Early childhood educators sharing their knowledge and expertise with families during Covid19
There is no correct answer for supporting families and educators during the Covid19 pandemic. No textbook ever written has prepared us for this situation. It is more important now, more than ever, to support each other during this pandemic in the best way that we can. In my opinion, the best way to support our families and educators, is by sharing our knowledge and expertise for children, and doing what is in the best interests of the children that we care for and educate.
We’re all aware that some children are ‘missing out’ on their preschool year. There are some children still accessing their kindergarten programs, there are some children who are self-isolating at home with their family completing remote learning curriculum, and there are some children who may be cared for by other family members and may not be accessing their current kindergarten curriculum at all.
I think that what some of us are forgetting to appreciate is that children can learn in all types of environments, with or without formal education.
It is our role as educators, to support families and encourage families about all of the learning that may be happening for their children while their children are not accessing the typical kindergarten programs.
In our role as educators, we have the knowledge and expertise to guide parents through strategies to connect with their children through play, and expand children’s social and language development by asking children questions such as: ‘tell me, show me’.
Educators have the gift of being able to a child’s learning when the child is counting the number of carrot sticks on their plate; taking their jumper off independently and putting their jumper in their bag; telling a teacher when they have seen that their friend is hurt or sad; putting objects in categories so that the toy area is tidy before lunch.
Sharing your expertise to families goes way beyond a remote learning pack. You have an ‘learning lens’ that parent’s can really benefit from right now. So ask parents to share photos with you of their child’s day, and make positive comments back to parents about the learning that you can observe in the child’s photograph.
For example, ‘I like how I can see Jack has washed the plastic dishes today. Jack is using his gross motor skills and fine motor skills that will help him develop the foundation for handwriting’. Or ‘Wow, Sally has been outdoors picking flowers today. Please ask her to draw me a picture of her favourite flowers and let me know what colours she saw in the garden.’

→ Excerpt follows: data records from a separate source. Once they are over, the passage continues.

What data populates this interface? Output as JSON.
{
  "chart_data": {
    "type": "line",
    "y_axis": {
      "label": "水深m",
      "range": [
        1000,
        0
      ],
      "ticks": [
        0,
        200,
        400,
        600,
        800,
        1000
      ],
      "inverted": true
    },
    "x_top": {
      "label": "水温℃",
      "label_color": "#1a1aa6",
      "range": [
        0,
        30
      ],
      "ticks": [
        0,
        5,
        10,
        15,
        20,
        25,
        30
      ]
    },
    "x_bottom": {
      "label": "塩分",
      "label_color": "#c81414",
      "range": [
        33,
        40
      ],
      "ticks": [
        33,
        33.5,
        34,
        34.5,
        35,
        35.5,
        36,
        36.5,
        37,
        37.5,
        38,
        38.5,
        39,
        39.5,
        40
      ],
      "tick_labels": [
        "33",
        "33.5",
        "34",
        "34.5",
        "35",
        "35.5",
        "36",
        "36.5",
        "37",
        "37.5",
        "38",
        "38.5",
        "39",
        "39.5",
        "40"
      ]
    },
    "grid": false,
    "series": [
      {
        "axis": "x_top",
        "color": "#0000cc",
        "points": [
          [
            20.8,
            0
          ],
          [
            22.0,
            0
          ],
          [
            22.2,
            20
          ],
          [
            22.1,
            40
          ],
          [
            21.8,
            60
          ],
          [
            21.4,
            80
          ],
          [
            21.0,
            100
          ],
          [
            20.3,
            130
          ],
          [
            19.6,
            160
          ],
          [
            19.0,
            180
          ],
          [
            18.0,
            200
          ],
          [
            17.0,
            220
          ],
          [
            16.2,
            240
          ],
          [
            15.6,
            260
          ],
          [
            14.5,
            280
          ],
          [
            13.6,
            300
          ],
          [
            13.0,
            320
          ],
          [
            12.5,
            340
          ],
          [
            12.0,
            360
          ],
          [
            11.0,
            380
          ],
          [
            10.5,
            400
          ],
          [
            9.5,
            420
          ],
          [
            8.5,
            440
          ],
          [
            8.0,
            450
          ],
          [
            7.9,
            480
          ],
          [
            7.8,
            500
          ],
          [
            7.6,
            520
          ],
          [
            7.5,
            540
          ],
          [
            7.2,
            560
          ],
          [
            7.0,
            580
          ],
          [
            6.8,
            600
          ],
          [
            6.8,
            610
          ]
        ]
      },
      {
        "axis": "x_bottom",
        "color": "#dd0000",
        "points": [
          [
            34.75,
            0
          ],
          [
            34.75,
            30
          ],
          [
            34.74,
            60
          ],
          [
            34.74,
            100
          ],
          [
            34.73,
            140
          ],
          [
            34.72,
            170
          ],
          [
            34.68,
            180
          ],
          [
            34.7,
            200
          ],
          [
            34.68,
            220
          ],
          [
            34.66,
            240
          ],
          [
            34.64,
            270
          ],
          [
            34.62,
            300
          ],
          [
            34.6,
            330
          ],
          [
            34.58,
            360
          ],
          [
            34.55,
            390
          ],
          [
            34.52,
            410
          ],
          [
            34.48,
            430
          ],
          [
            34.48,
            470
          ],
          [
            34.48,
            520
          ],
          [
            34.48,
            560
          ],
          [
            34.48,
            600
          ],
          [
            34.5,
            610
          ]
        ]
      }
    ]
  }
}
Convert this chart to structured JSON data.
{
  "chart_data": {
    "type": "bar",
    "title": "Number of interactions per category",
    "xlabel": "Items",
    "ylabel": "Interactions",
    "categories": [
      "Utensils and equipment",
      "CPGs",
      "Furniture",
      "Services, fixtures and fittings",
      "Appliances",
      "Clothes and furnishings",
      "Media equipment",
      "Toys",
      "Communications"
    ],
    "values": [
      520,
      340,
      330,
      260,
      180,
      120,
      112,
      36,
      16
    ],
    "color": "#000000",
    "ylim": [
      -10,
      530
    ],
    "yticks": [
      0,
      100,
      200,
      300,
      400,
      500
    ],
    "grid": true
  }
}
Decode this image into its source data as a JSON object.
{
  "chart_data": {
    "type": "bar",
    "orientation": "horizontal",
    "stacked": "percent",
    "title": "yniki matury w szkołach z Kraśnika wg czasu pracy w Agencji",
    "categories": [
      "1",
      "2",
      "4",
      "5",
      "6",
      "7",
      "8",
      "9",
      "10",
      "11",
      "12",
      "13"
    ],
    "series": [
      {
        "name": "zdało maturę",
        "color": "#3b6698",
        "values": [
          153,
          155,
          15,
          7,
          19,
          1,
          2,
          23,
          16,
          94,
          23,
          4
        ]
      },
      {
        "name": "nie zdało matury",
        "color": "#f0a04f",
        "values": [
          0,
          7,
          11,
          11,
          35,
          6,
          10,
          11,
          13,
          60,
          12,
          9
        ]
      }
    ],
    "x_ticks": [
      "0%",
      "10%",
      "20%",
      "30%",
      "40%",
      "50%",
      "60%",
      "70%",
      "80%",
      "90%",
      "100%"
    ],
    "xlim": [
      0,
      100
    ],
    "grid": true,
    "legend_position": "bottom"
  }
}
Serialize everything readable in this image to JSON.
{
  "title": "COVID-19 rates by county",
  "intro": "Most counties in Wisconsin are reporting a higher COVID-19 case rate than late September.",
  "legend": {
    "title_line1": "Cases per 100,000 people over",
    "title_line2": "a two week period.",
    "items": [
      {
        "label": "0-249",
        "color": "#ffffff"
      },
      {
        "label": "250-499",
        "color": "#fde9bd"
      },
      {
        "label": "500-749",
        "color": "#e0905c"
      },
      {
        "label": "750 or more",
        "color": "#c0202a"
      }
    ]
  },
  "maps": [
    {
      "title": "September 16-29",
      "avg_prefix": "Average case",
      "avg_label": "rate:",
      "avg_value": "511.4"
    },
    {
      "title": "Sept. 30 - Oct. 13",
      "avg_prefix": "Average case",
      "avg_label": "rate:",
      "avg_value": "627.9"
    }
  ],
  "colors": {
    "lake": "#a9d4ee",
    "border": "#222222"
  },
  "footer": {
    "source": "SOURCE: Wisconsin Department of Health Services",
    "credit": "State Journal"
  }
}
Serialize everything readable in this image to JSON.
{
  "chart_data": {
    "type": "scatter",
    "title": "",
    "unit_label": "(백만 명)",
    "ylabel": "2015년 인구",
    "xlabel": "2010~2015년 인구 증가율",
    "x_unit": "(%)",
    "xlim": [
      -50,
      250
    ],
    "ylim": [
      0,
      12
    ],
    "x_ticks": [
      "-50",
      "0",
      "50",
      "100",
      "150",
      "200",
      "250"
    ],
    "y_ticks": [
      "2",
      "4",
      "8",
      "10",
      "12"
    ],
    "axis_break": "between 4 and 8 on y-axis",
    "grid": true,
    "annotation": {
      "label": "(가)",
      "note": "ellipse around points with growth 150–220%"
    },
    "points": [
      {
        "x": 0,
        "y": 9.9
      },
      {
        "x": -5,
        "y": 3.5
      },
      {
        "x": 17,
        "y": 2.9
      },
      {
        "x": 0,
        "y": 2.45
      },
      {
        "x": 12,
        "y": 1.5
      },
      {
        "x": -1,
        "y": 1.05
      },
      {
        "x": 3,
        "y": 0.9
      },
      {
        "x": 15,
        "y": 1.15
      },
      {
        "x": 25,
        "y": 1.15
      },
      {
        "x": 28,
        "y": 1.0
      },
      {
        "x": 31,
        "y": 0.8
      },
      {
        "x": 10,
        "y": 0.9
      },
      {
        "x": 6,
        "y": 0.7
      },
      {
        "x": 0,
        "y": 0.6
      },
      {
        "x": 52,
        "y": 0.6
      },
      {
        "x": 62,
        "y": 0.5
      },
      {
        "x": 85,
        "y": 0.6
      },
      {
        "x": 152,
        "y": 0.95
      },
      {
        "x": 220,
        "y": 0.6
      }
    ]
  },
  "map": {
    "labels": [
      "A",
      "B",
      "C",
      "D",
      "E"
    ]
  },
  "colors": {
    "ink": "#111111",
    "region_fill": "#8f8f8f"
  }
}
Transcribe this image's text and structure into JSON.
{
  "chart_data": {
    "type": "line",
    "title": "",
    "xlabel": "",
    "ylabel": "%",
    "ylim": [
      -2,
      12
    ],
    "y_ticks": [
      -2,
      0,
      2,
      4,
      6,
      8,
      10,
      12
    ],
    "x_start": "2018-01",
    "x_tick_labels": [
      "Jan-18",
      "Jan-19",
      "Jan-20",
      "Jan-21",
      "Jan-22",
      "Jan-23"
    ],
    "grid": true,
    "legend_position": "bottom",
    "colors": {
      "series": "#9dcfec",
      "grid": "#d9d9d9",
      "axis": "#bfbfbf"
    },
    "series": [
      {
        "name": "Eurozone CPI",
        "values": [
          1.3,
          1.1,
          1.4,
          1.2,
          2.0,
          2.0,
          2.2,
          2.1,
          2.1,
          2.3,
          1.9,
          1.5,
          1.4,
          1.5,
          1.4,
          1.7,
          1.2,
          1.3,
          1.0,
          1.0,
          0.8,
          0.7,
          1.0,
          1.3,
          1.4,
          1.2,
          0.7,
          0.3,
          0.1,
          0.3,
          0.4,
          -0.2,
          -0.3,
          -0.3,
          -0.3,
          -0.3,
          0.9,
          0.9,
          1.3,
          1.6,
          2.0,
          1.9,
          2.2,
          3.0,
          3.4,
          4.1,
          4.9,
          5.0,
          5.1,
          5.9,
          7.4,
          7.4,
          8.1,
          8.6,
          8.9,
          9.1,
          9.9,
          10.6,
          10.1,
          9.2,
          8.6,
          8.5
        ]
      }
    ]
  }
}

By encouraging this style of communication between educators and families, we are spreading our passion of learning way beyond the letters of the alphabet and numbering objects one through to ten.
Many families are feeling really nervous about their child ‘missing out’ on their kindergarten year. I myself are feeling nervous as my daughter is in her 4 year old kindergarten year too this year.
While I can try my best to keep encouraging my daughter to practice identifying shapes, colours, letters, and numbers, it is more important at the moment to do what is in the best interests of my child. It is also important to do what is in the best interests of all three of my children. Numeracy and literacy may need to become a lower priority than my childrens’ social and emotional health, and that’s ok.
Continue to reassure families of what their children are currently learning. Continue to share your knowledge and passion for learning with families via phone and online as regularly as possible.
The foundations of learning will still being laid through indoor and outdoor play and exploration. As children return to kindergarten we can then reset their goals for school readiness as best we can, in the best interests of our children.